A number of things went well. I was glad to be wearing and happy with my helmet and impact vest. Most importantly, I think, was having a buddy in the water with me. While there was not a whole lot he could do in this situation, it was nice to know someone was there if things escalated further. I took comfort knowing someone else knew I was in this situation especially early on when the houses on the beach looked really small and it did not seem like I was making much progress in that direction. I vividly remember a sense of calm when I knew my buddy knew I was in distress and was keeping an eye on me as I slogged to the beach. Lesson here, it's best to wing with a wingman.
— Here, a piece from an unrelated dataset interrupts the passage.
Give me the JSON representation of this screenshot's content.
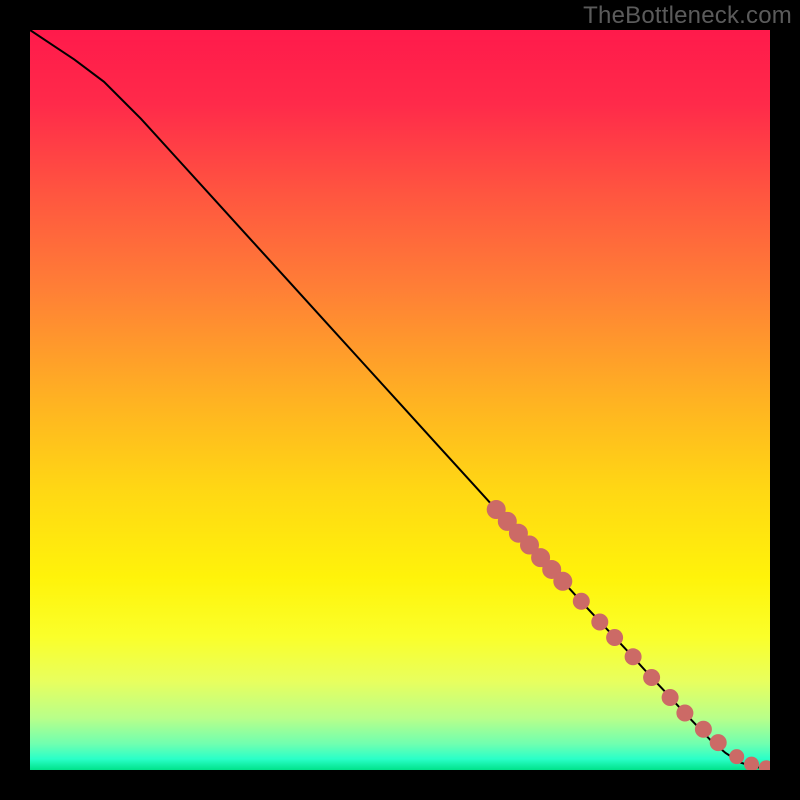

Lastly, to my surprise, this wingmare came with some mental baggage. For days after I noticed some apprehension in my mind. My desire to go back out in these conditions had waned. I found myself questioning my abilities. Around this same time there was news a big wave surfer had died and another broke his back. Despite the fact I have done downwinders in similar conditions or stronger countless times while kitesurfing, random questions and vulnerabilities were popping into my head... am I too old, taking to much risk, do I fully understand the risks, is it worth it with the shore pound here, etc. My confidence, which I had taken for granted, was shaken a bit really for the first time. I put the 750 away and didn't even consider replacing (or repairing) the 3m wing. I immediately bought a new waist leash and made the commitment to be disciplined with my safety protocol. On the next nor'easter I went out on the kite instead of the wing... guess I was still scared! In time my mind has quieted. I now appreciate the humbling experience as a healthy reminder of the power of the ocean. A couple weeks ago I got back on the horse and rode the 750 and loved it.